2 Tsp plus 2 Tbsp unsalted butter

8 large eggs

1 cup plus 2 Tbsp sugar

1 cup flour

1/2 cup cocoa powder

1/8 Tsp salt

1 Tsp baking powder

1 Tsp vanilla

For the icing

1 lb powdered sugar

1/2 cup cocoa powder

1/2 cup butter

1 1/2 Tsp vanilla

1/3 cup boiling water

1 1/2 cups heavy cream

2 Tsp sugar

3 ounces semisweet chocolate, shaved

2 15 oz cans sweet,dark cherries - drained


For the cake

Heat the milk and 2 Tsp butter together over medium-low heat.

Beat eggs and 1 cup sugar until thick and pale yellow(about 8 min.)

With the mixer on low speed, beat in the warm milk mixture.

Sift together the flour, cocoa, baking powder, and salt.

Add half the flour mixture to the egg mixture and blend thoroughly until smooth then repeat with remaining flour mixture.

Stir in the vanilla.

Butter and sugar coat 2 round cake pans with the remaining butter and sugar.

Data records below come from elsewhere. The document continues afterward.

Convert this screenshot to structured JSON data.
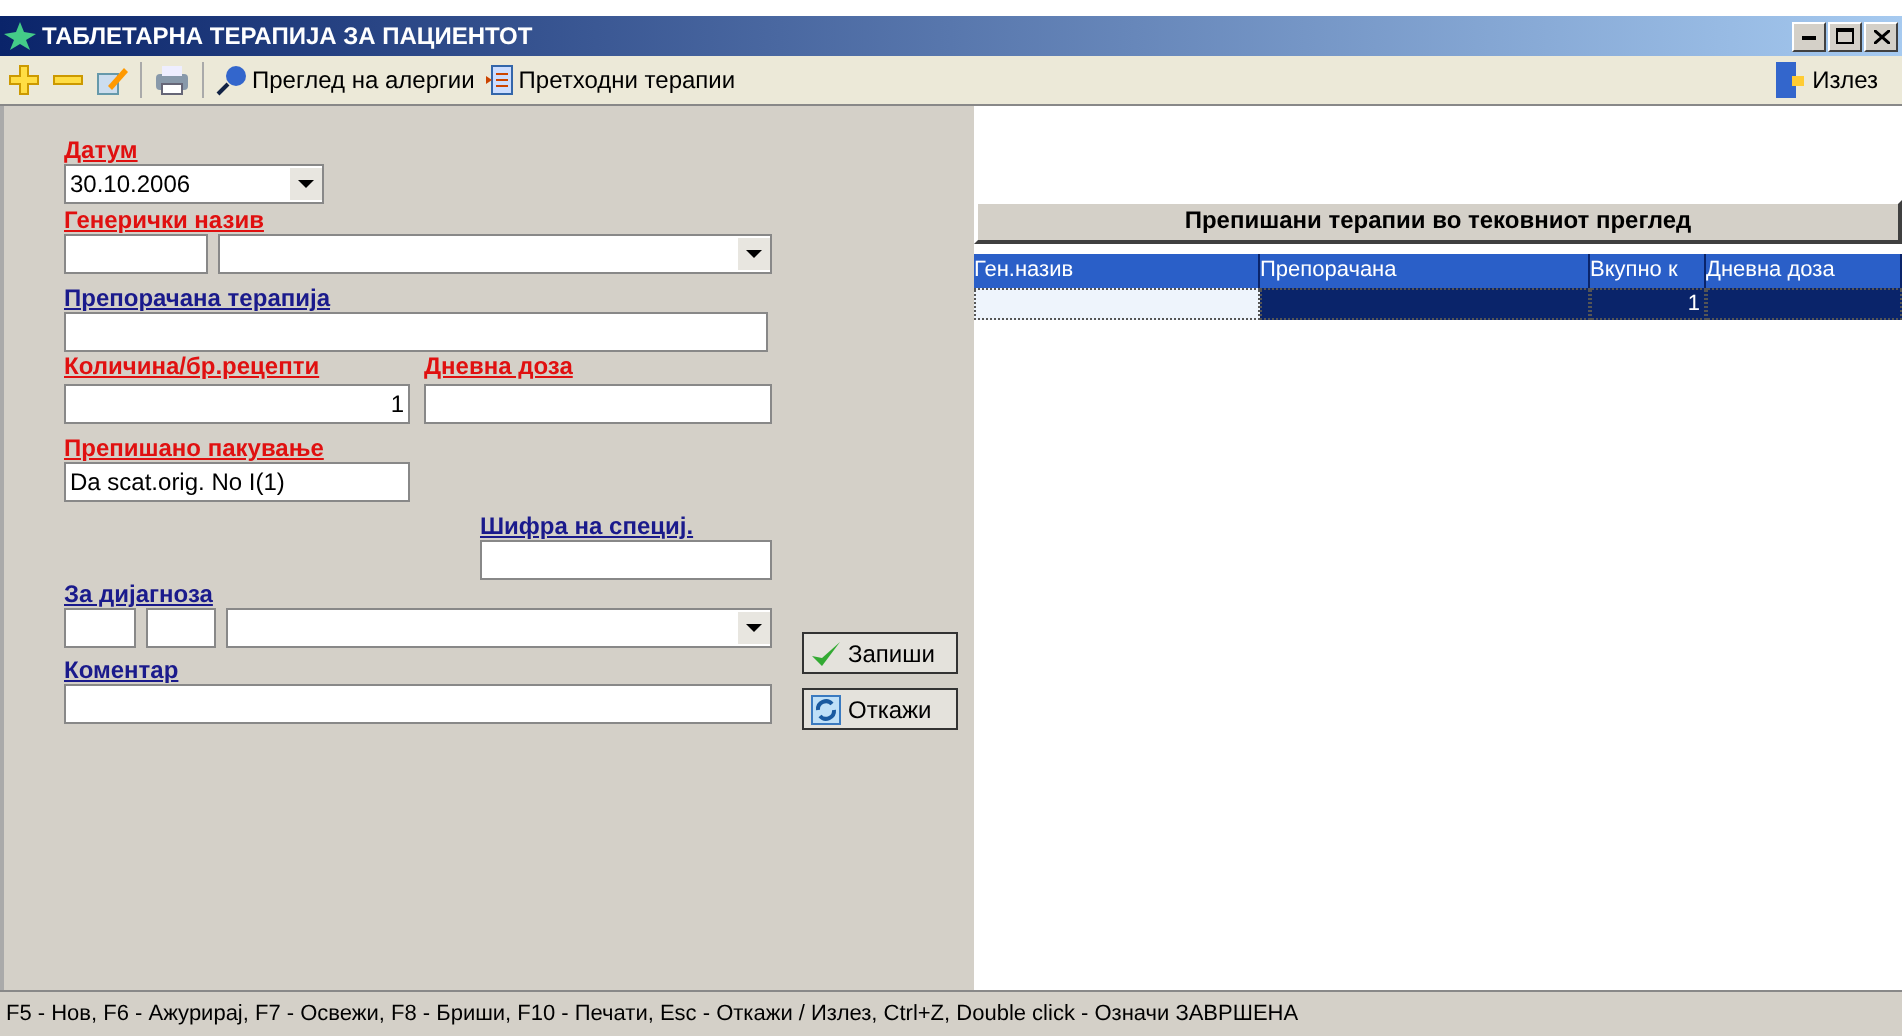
{
  "window": {
    "title": "ТАБЛЕТАРНА ТЕРАПИЈА ЗА ПАЦИЕНТОТ"
  },
  "toolbar": {
    "allergies": "Преглед на алергии",
    "previous": "Претходни терапии",
    "exit": "Излез"
  },
  "form": {
    "date": {
      "label": "Датум",
      "required": true,
      "value": "30.10.2006"
    },
    "generic_name": {
      "label": "Генерички назив",
      "required": true
    },
    "recommended": {
      "label": "Препорачана терапија",
      "required": false
    },
    "quantity": {
      "label": "Количина/бр.рецепти",
      "required": true,
      "value": "1"
    },
    "daily_dose": {
      "label": "Дневна доза",
      "required": true
    },
    "package": {
      "label": "Препишано пакување",
      "required": true,
      "value": "Da scat.orig. No I(1)"
    },
    "specialist_code": {
      "label": "Шифра на специј.",
      "required": false
    },
    "diagnosis": {
      "label": "За дијагноза",
      "required": false
    },
    "comment": {
      "label": "Коментар",
      "required": false
    }
  },
  "buttons": [
    {
      "kind": "save",
      "label": "Запиши"
    },
    {
      "kind": "cancel",
      "label": "Откажи"
    }
  ],
  "table": {
    "title": "Препишани терапии во тековниот преглед",
    "columns": [
      "Ген.назив",
      "Препорачана",
      "Вкупно к",
      "Дневна доза"
    ],
    "rows": [
      {
        "selected": true,
        "total": "1"
      }
    ]
  },
  "status_bar": "F5 - Нов, F6 - Ажурирај, F7 - Освежи, F8 - Бриши, F10 - Печати, Esc - Откажи / Излез, Ctrl+Z, Double click - Означи ЗАВРШЕНА"
}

Divide batter evenly between the 2 pans and bake at 350 deg for 15 min or tests done with a toothpick.

Cool cake completely before adding filling(use any filling you prefer) and icing.

Use drained cherries with the filling - divided between layers (reserve some for top of cake).

Each cake may be cut in half to create a 4 layer cake.

For the icing

Sift together the powdered sugar and cocoa to remove any lumps.

Add the butter and mix well.

Add 1 Tsp vanilla and the boiling water and mix until smooth then let cool.

Combine the cream, the remaining 1/2 Tsp vanilla, and the sugar beating to soft peaks.

Frost sides and top of the cake evenly with the chocolate frosting then spoon the whipped cream over the top of the cake, arrange cherries over cream and sprinkle with the chocolate shavings.